RETROFIT DEVELOPED FOR GM SIDE SADDLE PICKUPS - press release

GM Fights Class Action Remedy Designed to Save People From GM's Rolling Firebombs


WASHINGTON, D.C. -- The Center for Auto Safety (CAS) and Public Citizen today released the results of a successful crash test program to develop a retrofit fuel tank for GM's side saddle pickups, which have killed more people than any other defect in US auto history. The program was funded with a one million contribution by the plaintiff class action attorneys because GM refused to recall or design a replacement tank to stop the death toll.

The retrofit program was established as part of the settlement of a national class action lawsuit in Louisiana in which 5.8 million owners of 1973-91 GM C/K pickups are just now receiving notices from GM for certificates worth $1,000 on the purchase of a new GM vehicle, or $250 or $500 (if no other rebate) if transferred to a third party buying a GM vehicle.
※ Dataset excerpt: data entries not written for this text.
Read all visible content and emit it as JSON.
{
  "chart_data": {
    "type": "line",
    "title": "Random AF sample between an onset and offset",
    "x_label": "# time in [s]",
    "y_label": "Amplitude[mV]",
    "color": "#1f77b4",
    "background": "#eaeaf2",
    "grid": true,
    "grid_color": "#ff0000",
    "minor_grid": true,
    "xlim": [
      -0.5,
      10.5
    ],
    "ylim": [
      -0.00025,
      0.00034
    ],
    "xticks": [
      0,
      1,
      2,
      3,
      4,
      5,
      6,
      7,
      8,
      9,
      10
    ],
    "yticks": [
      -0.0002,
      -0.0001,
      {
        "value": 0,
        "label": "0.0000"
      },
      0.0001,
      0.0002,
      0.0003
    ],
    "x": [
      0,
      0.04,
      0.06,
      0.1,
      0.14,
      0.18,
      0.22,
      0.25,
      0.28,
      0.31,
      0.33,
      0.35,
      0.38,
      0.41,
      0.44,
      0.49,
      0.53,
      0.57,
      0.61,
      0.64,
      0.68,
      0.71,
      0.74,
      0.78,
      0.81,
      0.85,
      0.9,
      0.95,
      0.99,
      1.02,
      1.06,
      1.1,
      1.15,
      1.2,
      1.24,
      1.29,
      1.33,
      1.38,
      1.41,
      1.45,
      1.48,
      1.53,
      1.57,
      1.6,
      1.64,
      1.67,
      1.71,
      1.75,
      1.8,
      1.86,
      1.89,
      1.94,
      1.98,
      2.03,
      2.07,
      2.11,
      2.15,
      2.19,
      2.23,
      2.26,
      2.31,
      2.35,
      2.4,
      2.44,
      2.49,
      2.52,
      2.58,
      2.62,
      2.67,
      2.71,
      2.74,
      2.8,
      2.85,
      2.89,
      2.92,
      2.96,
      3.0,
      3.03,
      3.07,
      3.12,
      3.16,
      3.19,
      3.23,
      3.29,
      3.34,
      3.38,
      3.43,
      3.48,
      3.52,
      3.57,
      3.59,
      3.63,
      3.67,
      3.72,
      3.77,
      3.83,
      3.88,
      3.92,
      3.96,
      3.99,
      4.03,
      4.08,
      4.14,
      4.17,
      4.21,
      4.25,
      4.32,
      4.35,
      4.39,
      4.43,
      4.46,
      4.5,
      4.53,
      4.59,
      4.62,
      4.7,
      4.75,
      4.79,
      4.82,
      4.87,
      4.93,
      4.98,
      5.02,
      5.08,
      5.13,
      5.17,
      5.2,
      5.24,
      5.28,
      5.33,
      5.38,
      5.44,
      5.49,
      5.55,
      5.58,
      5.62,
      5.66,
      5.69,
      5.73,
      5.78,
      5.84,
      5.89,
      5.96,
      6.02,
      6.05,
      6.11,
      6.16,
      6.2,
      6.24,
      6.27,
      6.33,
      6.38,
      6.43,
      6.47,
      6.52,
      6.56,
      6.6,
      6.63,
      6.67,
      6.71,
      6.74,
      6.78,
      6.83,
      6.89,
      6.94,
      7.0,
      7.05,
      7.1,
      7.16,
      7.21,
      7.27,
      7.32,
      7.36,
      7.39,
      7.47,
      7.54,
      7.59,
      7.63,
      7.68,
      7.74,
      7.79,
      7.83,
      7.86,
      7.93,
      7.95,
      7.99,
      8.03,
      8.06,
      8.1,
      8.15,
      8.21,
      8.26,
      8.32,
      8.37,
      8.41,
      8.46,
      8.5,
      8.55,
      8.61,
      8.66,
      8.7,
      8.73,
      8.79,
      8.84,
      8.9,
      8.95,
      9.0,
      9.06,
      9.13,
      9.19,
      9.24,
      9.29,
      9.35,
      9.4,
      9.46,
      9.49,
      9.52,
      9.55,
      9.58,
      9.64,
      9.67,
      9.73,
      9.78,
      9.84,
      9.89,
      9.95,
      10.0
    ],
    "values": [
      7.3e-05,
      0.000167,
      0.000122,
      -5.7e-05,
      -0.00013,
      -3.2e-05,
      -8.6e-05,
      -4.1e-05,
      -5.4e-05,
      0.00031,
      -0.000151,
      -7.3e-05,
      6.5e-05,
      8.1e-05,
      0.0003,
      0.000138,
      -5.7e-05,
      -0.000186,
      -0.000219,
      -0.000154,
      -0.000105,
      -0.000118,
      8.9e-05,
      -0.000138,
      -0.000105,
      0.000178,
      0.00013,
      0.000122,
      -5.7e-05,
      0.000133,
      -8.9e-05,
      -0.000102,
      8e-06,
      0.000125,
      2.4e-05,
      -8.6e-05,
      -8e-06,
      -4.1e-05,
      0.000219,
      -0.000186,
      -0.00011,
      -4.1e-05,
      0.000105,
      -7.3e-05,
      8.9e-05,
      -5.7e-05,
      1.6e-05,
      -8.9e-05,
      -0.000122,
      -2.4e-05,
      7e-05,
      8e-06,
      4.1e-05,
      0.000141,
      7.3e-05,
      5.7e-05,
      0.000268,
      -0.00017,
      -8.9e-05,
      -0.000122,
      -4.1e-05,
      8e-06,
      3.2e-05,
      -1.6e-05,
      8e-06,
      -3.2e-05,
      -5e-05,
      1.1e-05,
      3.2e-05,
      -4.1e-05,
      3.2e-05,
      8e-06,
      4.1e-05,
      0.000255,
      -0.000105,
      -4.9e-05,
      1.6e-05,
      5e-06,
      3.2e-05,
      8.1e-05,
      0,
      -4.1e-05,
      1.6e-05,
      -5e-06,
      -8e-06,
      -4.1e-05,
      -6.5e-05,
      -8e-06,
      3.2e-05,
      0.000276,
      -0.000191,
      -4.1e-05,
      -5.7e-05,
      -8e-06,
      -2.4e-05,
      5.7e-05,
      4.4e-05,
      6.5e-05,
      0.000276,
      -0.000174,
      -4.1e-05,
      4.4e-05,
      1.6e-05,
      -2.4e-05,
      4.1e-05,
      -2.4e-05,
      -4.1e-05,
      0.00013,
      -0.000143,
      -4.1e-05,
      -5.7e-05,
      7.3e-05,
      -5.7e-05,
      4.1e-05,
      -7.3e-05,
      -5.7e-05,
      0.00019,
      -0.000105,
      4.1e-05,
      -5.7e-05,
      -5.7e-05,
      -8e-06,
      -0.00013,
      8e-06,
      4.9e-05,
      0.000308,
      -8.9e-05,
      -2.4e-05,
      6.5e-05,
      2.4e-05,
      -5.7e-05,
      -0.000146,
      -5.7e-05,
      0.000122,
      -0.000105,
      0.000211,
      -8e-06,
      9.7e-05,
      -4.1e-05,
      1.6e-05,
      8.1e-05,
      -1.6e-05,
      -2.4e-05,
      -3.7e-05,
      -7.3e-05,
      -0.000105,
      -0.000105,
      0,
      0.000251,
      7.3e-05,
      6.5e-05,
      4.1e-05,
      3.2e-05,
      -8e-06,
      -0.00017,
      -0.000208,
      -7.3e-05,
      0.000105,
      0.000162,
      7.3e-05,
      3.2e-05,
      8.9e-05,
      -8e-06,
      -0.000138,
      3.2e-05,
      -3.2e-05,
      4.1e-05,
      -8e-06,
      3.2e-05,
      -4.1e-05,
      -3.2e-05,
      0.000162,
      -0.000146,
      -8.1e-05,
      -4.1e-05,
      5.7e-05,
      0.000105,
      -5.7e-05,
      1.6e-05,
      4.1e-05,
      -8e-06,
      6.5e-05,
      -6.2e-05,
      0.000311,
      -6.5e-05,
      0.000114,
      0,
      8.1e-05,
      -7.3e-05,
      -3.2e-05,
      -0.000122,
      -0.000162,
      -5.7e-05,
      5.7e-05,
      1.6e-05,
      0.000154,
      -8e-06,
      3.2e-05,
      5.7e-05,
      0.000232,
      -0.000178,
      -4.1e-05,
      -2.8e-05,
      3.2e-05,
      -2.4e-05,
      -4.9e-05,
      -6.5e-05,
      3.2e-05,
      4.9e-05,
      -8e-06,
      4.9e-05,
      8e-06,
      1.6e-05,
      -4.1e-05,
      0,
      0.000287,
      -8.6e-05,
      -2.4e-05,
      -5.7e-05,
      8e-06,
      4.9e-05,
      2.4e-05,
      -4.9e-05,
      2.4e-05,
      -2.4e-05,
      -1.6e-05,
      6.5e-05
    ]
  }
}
Just after the notices were mailed on April 18, 2001, GM went to court to block consumers from selling their certificates to the Certificate Redemption Group (CRG), which is willing to buy them for $100.

Consumers concerned about the fire hazards of the 1973-87 GM C/K pickups, which have been involved in over 1,800 fire crash fatalities since their introduction in the fall of 1972, can use the money from selling their certificates to offset the cost of the retrofit (approximately $125 if mass produced plus labor). Since December 1994, when the Department of Transportation (DOT) failed to order a recall, over 330 people have been killed in fire crashes of these GM pickups trucks.

The test program was carried out by the Automotive Safety Research Institute (ASRI) in Charlottesville, Va., under the direction of Dr. Kennerly Digges, the court-appointed trustee for the research and a former National Highway Traffic Safety Administration official. The retrofit program used a series of 50 mph angled impacts from a full-size Chevrolet Caprice, a test that DOT used to find the side saddle C/K pickups defective in an initial determination in 1994 because "significant leaks/spray" occurred in side impact crashes. ASRI's research program demonstrated that a retrofit inside-the-frame 19-gallon tank with 50 percent thicker steel gauge would pass DOT's test criteria with no fuel leakage in a 50 mph side impact crash from a 4000# Chevrolet Caprice.

The basic defect in GM's Rolling Firebombs is the placement of an unshielded gas tank outside the frame rail where it is vulnerable to puncture in side and angled impacts. GM engineer Edward Ivey - who authored the infamous cost-benefit analysis for GM that it was worth only $2.20 in additional cost per vehicle to GM to prevent a fire death - was asked in a deposition if he could name a worse place to put a fuel tank than outside the frame rail on the side. Mr. Ivey responded, "Well, yes. You could put it on the front bumper."

Also under the class action settlement, a portion (up to $5) of every coupon sold by the CRG up to $4 million must be allocated to ASRI to secure the mass production and distribution of a successful retrofit for the side saddle fuel tanks on the C/K pickups. By filing its appeal, GM has delayed mass production of the fuel tank.

"GM Executives get their bonuses cut when the company doesn't meet financial goals. But there are no consequences for executives for refusing to recall these rolling Firebombs. Now GM is trying to block anyone else from improving the safety of these trucks. Aren't 1,800 deaths and thousands of injuries enough," said Joan Claybrook, Public Citizen's President and former National Highway Traffic Safety Administration Administrator.

Added Clarence Ditlow, CAS Executive Director, "People are dying while GM is delaying. ASRI has done what GM refused to do and what DOT would not order - development of a safer fuel tank for the 4 million GM Firebomb pickups still on the road. Hundreds of lives could have been saved if GM had followed the advice of its engineers years ago to install safe fuel systems. Instead, GM placed sales over safety and people died. We call on GM to stop the stonewalling and authorize its dealers to install the ASRI retrofit tanks in its side saddle pickups."